Besides this approach, the other important aspects were expansion, what shape it would take and the so-called effort towards ‘de dollarization’. It was widely expected that India and Brazil would resist quick expansion, and instead look for a criteria-based approach. Up to a point in the summit, it appeared that this was the way things would go and other countries would be included in a phased membership process, beginning with BRICS Plus or BRICS partners, which could later graduate to membership. In the early stages of the summit, after much effort, a document on the process and the criteria for expansion was adopted. Within a day of that, six new members were announced. The expectation that there would be some processes undertaken before that was belied. The communique does say that the criteria established now will have the foreign ministers look at new partners, which means that the BRICS expansion is not yet over.

In the later stages of the summit, the China-Russia-South Africa combine pushed through an immediate expansion. India and Brazil were not averse to it and, therefore, seemed ready with who they were to support in case of expansion. Prime Minister Narendra Modi’s announced meetings prior to the summit included those with the leaders of Iran and Ethiopia, who were admitted as members. The PM also met Filipe Nyusi, President of Mozambique, a major energy partner, and Senegal President Macky Sall, who had approached India for the African Union’s admission to the G20.

Indian support for Argentina, Egypt, Saudi Arabia and the UAE was easier as they are all New Delhi’s strategic partners. While the expansion was virtually sudden, the new members admitted are neither averse to India nor can be seen as only pro-Chinese. Some have good relations with the US and the West as well.

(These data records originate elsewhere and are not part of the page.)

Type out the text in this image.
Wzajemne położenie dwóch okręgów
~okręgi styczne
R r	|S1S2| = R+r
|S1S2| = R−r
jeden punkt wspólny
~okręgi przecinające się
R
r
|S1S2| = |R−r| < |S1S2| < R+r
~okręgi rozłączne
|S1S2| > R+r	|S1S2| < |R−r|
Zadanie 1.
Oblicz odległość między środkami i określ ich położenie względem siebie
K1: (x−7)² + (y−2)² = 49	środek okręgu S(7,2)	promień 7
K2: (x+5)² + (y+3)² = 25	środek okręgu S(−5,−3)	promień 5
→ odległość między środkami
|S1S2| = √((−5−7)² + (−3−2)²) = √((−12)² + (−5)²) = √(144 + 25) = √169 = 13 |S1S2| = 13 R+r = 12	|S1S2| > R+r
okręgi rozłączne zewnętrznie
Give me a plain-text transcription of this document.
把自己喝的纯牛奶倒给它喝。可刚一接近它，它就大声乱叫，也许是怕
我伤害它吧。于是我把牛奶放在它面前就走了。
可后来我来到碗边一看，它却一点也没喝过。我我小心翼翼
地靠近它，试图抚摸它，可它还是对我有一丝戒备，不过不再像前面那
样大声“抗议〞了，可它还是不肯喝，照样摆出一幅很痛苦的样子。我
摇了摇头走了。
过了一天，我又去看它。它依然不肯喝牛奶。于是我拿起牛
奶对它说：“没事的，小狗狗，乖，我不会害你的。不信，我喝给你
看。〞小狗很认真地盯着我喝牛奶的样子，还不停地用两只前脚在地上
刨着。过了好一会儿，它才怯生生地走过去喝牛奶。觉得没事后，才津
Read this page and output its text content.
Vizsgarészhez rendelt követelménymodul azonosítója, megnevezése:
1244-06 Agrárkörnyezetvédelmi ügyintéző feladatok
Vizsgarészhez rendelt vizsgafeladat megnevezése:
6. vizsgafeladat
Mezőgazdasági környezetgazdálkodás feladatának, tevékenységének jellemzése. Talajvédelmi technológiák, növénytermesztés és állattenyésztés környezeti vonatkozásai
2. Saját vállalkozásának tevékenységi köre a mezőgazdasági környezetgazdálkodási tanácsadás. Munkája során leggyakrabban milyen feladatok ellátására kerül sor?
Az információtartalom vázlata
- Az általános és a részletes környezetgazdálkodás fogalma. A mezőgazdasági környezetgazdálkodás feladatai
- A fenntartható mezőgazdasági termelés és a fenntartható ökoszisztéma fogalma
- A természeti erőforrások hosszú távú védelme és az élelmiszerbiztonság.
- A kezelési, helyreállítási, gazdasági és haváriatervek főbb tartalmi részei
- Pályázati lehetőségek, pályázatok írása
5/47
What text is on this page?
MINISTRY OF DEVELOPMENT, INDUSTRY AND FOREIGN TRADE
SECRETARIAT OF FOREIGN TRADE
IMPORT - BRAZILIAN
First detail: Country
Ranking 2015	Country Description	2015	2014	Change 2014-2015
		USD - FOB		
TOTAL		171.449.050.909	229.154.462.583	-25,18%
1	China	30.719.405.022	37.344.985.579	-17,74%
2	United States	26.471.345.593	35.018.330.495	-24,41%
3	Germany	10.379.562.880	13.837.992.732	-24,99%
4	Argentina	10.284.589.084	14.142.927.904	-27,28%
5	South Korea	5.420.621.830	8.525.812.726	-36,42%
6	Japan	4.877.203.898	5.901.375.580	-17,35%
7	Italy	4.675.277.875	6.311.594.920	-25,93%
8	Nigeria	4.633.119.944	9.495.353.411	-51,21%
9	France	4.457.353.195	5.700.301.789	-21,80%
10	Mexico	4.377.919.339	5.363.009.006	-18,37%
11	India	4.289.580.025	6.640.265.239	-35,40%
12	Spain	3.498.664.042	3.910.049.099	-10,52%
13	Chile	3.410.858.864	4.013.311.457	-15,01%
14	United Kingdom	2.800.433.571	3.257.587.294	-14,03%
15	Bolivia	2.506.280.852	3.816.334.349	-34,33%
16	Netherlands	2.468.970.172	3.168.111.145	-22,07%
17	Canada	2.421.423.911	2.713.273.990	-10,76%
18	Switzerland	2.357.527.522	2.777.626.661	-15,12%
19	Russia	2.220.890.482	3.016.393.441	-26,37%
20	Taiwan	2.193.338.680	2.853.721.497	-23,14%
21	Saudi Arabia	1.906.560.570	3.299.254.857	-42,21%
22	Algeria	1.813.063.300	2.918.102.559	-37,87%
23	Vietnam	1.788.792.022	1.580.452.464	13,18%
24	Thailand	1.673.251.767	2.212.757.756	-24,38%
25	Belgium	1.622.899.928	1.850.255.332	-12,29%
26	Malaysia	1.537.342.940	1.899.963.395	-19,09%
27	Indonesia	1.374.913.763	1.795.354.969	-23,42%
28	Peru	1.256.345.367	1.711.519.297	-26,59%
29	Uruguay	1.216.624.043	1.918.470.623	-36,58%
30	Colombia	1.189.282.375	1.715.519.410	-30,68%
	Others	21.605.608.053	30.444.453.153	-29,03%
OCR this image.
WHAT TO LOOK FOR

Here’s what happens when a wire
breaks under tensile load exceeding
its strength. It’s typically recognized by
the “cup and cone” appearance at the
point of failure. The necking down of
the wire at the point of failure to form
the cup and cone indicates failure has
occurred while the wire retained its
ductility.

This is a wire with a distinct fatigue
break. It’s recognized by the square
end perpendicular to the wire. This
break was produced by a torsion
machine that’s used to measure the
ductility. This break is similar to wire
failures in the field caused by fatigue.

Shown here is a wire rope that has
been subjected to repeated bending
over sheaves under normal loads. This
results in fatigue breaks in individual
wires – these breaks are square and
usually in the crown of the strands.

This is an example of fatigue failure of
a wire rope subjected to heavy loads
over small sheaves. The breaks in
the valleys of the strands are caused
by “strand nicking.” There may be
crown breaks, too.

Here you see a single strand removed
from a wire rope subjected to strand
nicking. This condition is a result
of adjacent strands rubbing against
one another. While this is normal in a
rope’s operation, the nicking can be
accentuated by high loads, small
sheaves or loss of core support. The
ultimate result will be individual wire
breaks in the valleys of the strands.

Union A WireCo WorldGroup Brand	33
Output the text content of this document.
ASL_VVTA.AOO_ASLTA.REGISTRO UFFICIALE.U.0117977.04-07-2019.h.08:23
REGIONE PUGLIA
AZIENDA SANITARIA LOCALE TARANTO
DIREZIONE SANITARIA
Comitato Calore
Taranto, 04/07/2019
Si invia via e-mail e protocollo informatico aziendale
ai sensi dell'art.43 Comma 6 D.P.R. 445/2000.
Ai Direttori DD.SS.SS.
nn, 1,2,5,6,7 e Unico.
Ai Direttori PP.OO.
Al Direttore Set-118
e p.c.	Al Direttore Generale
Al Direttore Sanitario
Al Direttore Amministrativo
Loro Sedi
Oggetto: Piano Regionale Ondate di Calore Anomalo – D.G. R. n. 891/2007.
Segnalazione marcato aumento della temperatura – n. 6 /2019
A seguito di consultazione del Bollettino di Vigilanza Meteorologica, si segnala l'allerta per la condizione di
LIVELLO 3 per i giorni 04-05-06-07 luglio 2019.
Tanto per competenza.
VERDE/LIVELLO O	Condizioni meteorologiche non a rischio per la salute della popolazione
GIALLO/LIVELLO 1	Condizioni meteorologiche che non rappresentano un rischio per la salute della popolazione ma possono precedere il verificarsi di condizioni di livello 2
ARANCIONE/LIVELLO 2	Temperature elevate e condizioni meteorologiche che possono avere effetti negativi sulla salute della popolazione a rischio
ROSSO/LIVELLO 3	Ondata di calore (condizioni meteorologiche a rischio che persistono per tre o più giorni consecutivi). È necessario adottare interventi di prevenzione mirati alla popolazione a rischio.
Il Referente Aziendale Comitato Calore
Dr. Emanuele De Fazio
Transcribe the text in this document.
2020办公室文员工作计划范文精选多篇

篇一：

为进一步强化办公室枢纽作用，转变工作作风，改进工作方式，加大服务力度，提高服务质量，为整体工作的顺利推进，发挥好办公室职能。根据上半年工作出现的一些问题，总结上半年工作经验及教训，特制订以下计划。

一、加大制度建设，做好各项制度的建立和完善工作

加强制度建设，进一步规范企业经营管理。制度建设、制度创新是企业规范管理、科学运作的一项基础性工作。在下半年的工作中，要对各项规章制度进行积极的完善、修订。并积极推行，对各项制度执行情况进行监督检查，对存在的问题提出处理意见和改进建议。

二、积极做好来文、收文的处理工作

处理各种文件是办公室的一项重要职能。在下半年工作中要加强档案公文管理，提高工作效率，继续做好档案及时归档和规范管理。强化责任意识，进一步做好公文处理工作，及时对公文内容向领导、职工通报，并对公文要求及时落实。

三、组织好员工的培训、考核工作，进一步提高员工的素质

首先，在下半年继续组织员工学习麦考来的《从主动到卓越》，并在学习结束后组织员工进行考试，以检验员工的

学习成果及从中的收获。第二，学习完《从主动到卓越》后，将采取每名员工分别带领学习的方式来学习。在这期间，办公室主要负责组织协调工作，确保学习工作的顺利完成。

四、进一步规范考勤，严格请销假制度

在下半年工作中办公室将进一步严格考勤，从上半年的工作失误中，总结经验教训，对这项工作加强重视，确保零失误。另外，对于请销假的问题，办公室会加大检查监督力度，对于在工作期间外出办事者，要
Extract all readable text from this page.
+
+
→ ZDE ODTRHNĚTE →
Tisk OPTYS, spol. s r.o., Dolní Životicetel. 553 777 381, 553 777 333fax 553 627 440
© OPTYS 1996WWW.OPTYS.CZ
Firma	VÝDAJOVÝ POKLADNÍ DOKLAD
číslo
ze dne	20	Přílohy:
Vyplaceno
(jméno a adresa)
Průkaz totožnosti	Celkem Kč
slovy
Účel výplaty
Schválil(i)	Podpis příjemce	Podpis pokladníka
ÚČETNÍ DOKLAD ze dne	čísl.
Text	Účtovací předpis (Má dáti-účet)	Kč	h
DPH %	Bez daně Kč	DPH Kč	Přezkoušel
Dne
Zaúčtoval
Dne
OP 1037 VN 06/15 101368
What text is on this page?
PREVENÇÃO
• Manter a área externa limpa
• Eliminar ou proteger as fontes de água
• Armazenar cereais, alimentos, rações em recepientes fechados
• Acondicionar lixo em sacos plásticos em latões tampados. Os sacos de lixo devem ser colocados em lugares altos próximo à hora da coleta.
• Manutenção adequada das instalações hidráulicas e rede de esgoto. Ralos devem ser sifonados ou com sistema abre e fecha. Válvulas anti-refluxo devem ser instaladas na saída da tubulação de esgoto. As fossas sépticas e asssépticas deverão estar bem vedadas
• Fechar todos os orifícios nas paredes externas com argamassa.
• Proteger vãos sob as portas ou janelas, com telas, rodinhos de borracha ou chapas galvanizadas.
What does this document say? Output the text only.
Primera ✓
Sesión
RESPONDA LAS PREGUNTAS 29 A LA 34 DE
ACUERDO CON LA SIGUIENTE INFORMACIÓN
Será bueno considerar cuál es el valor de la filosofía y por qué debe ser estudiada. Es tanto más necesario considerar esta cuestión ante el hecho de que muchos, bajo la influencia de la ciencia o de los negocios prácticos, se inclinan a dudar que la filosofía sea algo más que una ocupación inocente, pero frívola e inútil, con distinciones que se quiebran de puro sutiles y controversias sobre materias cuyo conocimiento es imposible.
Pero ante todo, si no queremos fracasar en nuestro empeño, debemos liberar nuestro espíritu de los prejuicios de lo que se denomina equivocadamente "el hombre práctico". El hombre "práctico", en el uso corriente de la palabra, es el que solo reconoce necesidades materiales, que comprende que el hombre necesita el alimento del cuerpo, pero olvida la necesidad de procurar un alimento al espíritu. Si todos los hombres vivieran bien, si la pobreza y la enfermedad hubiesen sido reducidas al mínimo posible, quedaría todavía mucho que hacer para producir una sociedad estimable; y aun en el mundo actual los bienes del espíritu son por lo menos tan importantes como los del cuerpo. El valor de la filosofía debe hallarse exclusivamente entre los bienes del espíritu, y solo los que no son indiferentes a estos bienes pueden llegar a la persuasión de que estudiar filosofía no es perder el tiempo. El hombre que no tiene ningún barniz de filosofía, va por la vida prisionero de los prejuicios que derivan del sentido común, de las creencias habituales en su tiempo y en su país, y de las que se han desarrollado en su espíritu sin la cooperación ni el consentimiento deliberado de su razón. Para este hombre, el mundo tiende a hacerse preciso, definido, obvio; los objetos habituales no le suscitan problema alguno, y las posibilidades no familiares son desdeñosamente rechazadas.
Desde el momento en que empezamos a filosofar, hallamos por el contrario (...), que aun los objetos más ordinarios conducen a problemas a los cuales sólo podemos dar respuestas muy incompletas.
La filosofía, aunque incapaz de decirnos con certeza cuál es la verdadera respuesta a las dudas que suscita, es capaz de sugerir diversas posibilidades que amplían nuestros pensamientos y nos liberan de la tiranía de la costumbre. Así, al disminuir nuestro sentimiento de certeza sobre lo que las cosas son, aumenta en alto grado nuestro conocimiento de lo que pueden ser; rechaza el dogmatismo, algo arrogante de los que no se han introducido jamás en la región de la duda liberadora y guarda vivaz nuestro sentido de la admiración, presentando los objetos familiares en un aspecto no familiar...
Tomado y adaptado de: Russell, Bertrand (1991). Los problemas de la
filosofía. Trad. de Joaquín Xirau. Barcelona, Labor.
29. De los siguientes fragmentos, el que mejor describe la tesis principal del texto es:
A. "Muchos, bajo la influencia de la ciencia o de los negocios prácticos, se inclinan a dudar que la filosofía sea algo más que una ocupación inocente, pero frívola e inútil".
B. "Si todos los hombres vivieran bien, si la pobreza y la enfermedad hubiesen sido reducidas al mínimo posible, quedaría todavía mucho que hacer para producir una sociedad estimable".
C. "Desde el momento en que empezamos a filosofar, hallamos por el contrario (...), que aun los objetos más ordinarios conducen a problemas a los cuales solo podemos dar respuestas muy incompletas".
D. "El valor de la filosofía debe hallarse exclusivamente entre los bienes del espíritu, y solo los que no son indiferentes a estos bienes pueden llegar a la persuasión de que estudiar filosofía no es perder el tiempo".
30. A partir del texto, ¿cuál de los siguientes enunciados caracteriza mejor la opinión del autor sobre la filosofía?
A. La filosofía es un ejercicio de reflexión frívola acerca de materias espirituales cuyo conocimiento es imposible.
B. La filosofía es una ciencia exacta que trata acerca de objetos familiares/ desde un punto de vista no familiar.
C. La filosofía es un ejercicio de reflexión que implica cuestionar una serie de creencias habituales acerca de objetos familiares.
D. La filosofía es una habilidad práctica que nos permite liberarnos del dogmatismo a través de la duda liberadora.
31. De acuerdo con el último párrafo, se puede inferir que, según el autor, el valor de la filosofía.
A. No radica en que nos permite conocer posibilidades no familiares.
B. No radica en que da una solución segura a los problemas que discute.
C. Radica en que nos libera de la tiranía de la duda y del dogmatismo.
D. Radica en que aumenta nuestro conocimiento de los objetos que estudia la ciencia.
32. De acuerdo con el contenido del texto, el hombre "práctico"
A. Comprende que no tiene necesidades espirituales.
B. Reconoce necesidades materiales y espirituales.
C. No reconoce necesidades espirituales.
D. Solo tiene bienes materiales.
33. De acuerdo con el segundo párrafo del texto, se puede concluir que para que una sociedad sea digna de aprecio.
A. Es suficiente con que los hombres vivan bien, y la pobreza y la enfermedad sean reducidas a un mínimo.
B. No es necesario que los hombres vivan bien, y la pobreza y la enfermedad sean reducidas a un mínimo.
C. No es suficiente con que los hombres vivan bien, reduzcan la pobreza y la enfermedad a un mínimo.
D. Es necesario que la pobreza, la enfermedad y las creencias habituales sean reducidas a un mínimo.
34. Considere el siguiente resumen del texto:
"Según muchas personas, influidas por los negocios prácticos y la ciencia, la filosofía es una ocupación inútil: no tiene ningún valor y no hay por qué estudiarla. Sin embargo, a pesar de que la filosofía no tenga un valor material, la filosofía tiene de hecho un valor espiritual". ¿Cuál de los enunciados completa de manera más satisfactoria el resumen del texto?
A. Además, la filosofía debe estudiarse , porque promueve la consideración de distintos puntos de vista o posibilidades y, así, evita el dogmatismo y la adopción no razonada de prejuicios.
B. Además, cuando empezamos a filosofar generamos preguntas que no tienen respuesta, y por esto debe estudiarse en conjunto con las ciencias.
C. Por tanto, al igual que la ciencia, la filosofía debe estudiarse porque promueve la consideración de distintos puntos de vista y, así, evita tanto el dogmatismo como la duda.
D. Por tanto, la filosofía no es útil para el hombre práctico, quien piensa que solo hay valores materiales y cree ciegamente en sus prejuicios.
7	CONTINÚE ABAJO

The criteria are not yet known. Nigeria and Indonesia, both big countries with emerging economy status, were ignored. Are democracy and economic status not criteria for membership? Sources say that, perhaps, Nigeria and Indonesia were diffident about joining BRICS. Perhaps, it was the strong lobbying by those ultimately admitted that led to them getting ahead in the process.

Regarding ‘de dollarization’, it seems to be an overrated concept. Despite proclaimed Chinese strength, its economy is not doing well. Russia is under sanctions. South African economy itself is in the doldrums. The original reason for the formation of BRICS was to bring together a group of robust emerging economies, which had slowed down. Countries within BRICS are trading among themselves in their own currencies. Now, more efforts will be made. The Finance Ministers and Central Bank Governors will discuss the issue of local currencies, payment instruments and platforms, and report at the next summit in Russia. The New Development Bank (NDB) is also making an effort in that direction but trading in their own currencies without a clear reference currency, or a stated monetary policy, seems far.

The best part of BRICS has been NDB, which is modest but steady. The new members need to contribute to it in equal measure and not be junior partners. Some like the UAE and Saudi Arabia have robust capacities and can be expected to invest. Among the new members, the UAE and Egypt are now in the NDB, as are Bangladesh and Uruguay, but the other new entrants need to join the bank.

The other new members would have some problems since they are eagerly looking for support rather than to contribute. Therefore, the criteria to expand BRICS should have included a minimum threshold of GDP, and the ability to contribute to BRICS and the NDB. After all, BRICS membership should not bring only the right to milk the system, but also to be an important part of a pole in the preferred multipolar order.